Additive manufacturing of patient-specific, biphasic implants with zonal design for regeneration of osteochondral defects-critical evaluation of the work flow from clinical MRI data to implantation.

Ideally, the combination of clinical imaging techniques with additive manufacturing processes enables the fabrication of patient-specific regenerative implants that precisely fit into the defect site, promoting native tissue restoration while gradually degrading. Osteochondral defects, affecting both cartilage and subchondral bone in joints are best visualized using magnetic resonance imaging (MRI). In this study, a workflow for computer-aided manufacturing of patient-specific osteochondral implants based on geometrical data obtained from MRI scans was evaluated in a clinically relevant setting. Artificial osteochondral defects were created in femoral condyles of human body donors and scanned with MRI. 'Computer-Aided Design' (CAD) models for bone and cartilage components served as basis for designing defect-specific trizonal implants consisting of (i) a bone, (ii) an interlocking, and (iii) a cartilage zone.
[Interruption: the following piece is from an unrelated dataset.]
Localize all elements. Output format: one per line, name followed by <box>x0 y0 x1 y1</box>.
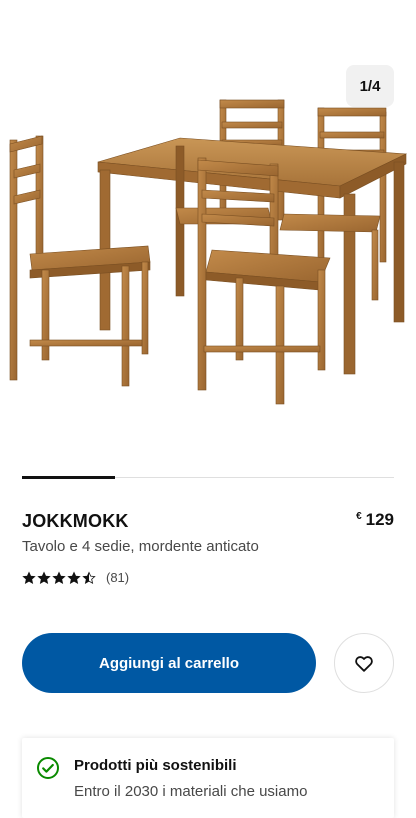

These implants were fabricated using multi-channel 3D extrusion printing, using a calcium phosphate cement as a bone substitute and an alginate-based hydrogel as a cartilage substitute material - with both materials alternately printed in the interlocking zone. After fabrication, the constructs were implanted into the corresponding defects, and assessed for fit accuracy via clinical imaging. The entire process chain was successfully conducted under near-clinical conditions by an interdisciplinary team of engineers, radiologist and surgeons, during which critical points were identified. Due to the inherent resolution limitations of clinical MRI and extrusion-based 3D printing, inaccuracies in implant fitting occurred; strategies to address these challenges were identified by integrating design tolerances and applying minor intraoperative adjustments.